Il ne faut pas simplement reconnaître les traités, mais mettre en œuvre leur intention et leur esprit. Je sais que c'est difficile, mais c'est une obligation.

Justin Trudeau, premier ministre du Canada

Cela n'a pas suffi, aux yeux de M. O'Toole, qui a martelé, à plusieurs reprises, qu'il y a peu de leadership au sein de ce gouvernement.

Pour le chef de l'opposition, le gouvernement espère que les problèmes se régleront d'eux-mêmes; le conflit ne va pas disparaître, a-t-il indiqué.

M. O'Toole presse ainsi les libéraux d'avoir les deux communautés autour d'une table. Trouver un compromis fait partie de nos valeurs canadiennes, a-t-il ajouté.

Aux yeux du Nouveau Parti démocratique et du Bloc québécois, cependant, les conservateurs sont tout autant à blâmer que les libéraux dans ce dossier.

Cela fait 21 ans que la Cour suprême a confirmé le droit des Micmacs à effectuer une pêche de subsistance convenable, a souligné le député néo-démocrate Gord Johns. Sans que le dossier ne soit réglé, a déploré le représentant de la circonscription de Courtenay-Alberni, en Colombie-Britannique.

M. Johns a d'ailleurs repris la déclaration de son chef, Jagmeet Singh, qui avait évoqué un acte de « terrorisme » lorsque le bâtiment a été incendié, la fin de semaine dernière – une déclaration que M. Singh a répétée à plusieurs reprises, lundi soir.

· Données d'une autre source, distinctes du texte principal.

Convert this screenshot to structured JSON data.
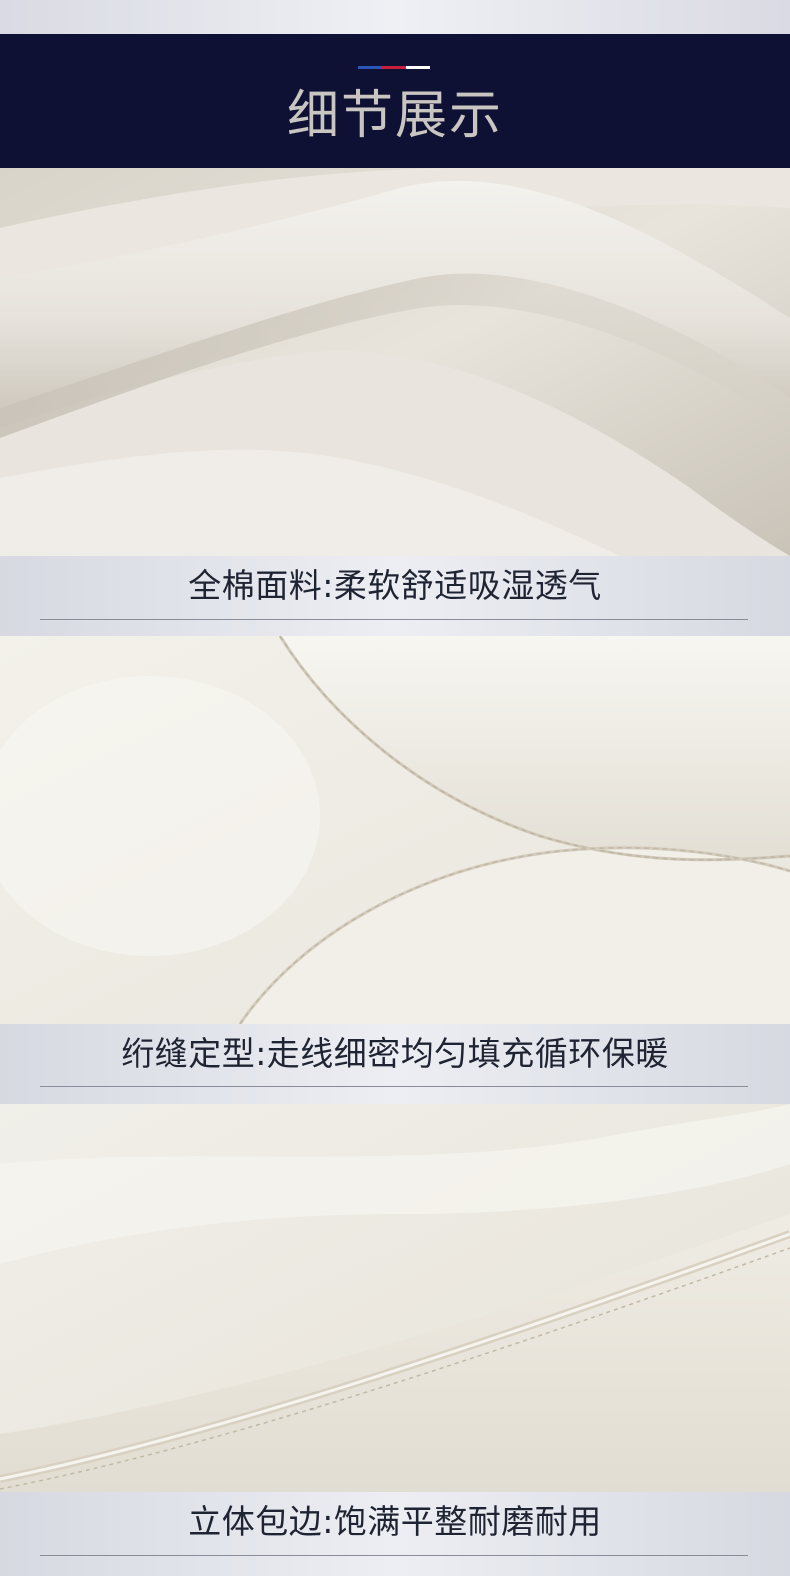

Il y a des actes de terrorisme domestique contre les Micmacs, qui ne faisaient que faire respecter leurs droits ancestraux, a affirmé M. Johns.

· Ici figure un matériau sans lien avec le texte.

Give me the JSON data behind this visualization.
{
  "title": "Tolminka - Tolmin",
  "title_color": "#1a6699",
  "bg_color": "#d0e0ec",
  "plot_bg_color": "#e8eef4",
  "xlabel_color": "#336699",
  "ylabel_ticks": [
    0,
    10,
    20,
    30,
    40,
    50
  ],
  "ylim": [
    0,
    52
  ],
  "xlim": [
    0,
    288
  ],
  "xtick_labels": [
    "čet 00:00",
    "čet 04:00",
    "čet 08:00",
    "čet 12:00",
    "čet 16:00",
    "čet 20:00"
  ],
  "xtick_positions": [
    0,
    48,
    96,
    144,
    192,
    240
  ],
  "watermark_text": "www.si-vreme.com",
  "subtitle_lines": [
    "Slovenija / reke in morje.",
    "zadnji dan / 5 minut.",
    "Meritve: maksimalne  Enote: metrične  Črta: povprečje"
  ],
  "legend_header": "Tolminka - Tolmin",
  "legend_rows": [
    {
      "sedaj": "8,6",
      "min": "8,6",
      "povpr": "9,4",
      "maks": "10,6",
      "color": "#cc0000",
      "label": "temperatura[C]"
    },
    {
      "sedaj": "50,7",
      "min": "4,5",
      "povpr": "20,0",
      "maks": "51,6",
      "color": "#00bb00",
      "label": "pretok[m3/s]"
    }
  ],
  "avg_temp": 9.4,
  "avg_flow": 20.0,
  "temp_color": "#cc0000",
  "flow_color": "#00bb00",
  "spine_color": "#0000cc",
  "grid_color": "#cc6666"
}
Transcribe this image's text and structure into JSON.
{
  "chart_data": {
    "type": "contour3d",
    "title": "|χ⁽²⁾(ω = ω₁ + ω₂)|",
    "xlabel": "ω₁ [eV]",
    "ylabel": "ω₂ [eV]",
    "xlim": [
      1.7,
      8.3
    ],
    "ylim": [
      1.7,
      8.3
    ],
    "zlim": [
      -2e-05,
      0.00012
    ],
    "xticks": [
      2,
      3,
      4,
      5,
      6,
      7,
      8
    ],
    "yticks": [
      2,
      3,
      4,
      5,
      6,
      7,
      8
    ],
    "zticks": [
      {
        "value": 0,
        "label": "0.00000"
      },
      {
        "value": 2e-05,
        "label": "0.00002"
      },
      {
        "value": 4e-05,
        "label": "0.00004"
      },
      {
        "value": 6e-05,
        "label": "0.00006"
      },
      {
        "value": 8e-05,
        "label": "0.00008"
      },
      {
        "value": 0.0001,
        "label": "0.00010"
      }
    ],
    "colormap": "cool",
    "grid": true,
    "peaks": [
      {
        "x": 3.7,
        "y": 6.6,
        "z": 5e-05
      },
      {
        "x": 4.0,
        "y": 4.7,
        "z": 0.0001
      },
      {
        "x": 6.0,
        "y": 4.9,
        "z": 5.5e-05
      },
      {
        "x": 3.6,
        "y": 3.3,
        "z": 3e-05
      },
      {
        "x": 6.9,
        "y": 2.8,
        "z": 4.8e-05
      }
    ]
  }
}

Pour les Canadiens, [les actes de violence en Nouvelle-Écosse], c'est horrible à regarder; on attend que le gouvernement fasse appliquer les lois, a-t-il ajouté.

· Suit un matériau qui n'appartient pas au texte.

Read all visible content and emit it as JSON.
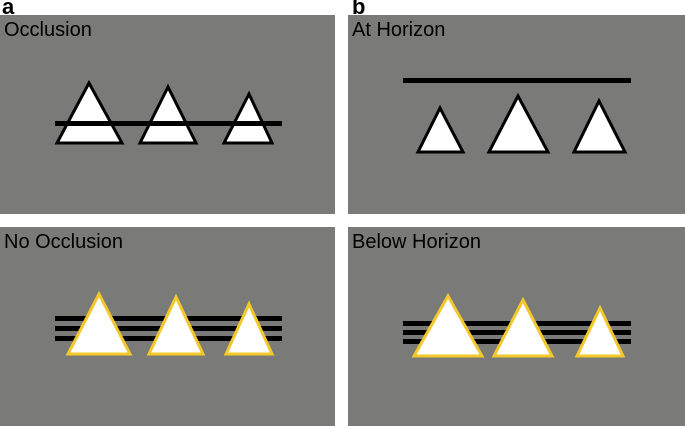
{
  "figure": {
    "labels": {
      "a": "a",
      "b": "b"
    },
    "panels": {
      "occlusion": {
        "title": "Occlusion"
      },
      "no_occlusion": {
        "title": "No Occlusion"
      },
      "at_horizon": {
        "title": "At Horizon"
      },
      "below_horizon": {
        "title": "Below Horizon"
      }
    },
    "colors": {
      "background": "#7a7a78",
      "triangle_fill": "#ffffff",
      "outline_dark": "#000000",
      "outline_highlight": "#f2c82a",
      "line": "#000000"
    }
  }
}
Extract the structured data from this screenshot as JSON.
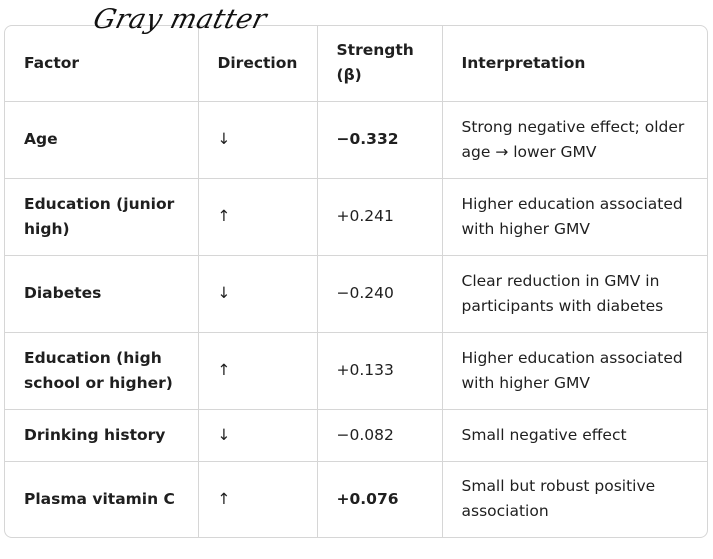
{
  "title": "Gray matter",
  "table": {
    "headers": [
      "Factor",
      "Direction",
      "Strength (β)",
      "Interpretation"
    ],
    "rows": [
      {
        "factor": "Age",
        "direction": "↓",
        "strength": "−0.332",
        "interpretation": "Strong negative effect; older age → lower GMV"
      },
      {
        "factor": "Education (junior high)",
        "direction": "↑",
        "strength": "+0.241",
        "interpretation": "Higher education associated with higher GMV"
      },
      {
        "factor": "Diabetes",
        "direction": "↓",
        "strength": "−0.240",
        "interpretation": "Clear reduction in GMV in participants with diabetes"
      },
      {
        "factor": "Education (high school or higher)",
        "direction": "↑",
        "strength": "+0.133",
        "interpretation": "Higher education associated with higher GMV"
      },
      {
        "factor": "Drinking history",
        "direction": "↓",
        "strength": "−0.082",
        "interpretation": "Small negative effect"
      },
      {
        "factor": "Plasma vitamin C",
        "direction": "↑",
        "strength": "+0.076",
        "interpretation": "Small but robust positive association"
      }
    ]
  }
}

Même son de cloche du côté du Bloc québécois, qui a attaqué autant les conservateurs que les libéraux sur ce dossier, soit les deux partis qui se partagent le pouvoir depuis le jugement rendu il y a 21 ans sur les droits des pêcheurs micmacs.

Une définition à établir

Au cœur du débat, juge la bloquiste Marilène Gill, on trouve la définition, ou plutôt l'absence de définition de l'expression « subsistance convenable », autour de laquelle s'articule la décision de la Cour suprême.

En Nouvelle-Écosse, tant les non-Autochtones que les Autochtones veulent des réponses, a-t-elle poursuivi, en évoquant un « vide conceptuel ».

Au-delà de la notion de subsistance, ont mentionné plusieurs députés, il faut aussi régler la question de la conservation des stocks de homards.

Le chef conservateur, Erin O'Toole, a d'ailleurs affirmé que les pêcheurs commerciaux craignent pour l'état des populations de homards, puisque lorsque la pêche se produit hors-saison, cela peut mettre les stocks en danger.

La ministre de Pêches et Océans Canada, Bernadette Jordan, a elle aussi fait savoir que les discussions entamées par le fédéral tiendront toujours compte de la notion de conservation des espèces.

Nous voulons que les pêcheurs autochtones et les pêcheurs commerciaux pêchent côte à côte, et je crois que c'est faisable.

Bernadette Jordan, ministre de Pêches et Océans Canada

La députée néo-démocrate Leah Gazan a toutefois déclaré qu'il n'y avait pas d'équivalence entre les casiers installés par les Micmacs et ceux que les pêcheurs commerciaux utilisent : Pour l'instant, dit-elle, les Micmacs ont moins de 0,5 % des casiers dans la région.

De fait, les membres de la Première Nation Sipekne'katik utilisent présentement 750 casiers à homard, contre 391 200 pour les pêcheurs commerciaux, en saison, dans la zone de pêche faisant l'objet du conflit.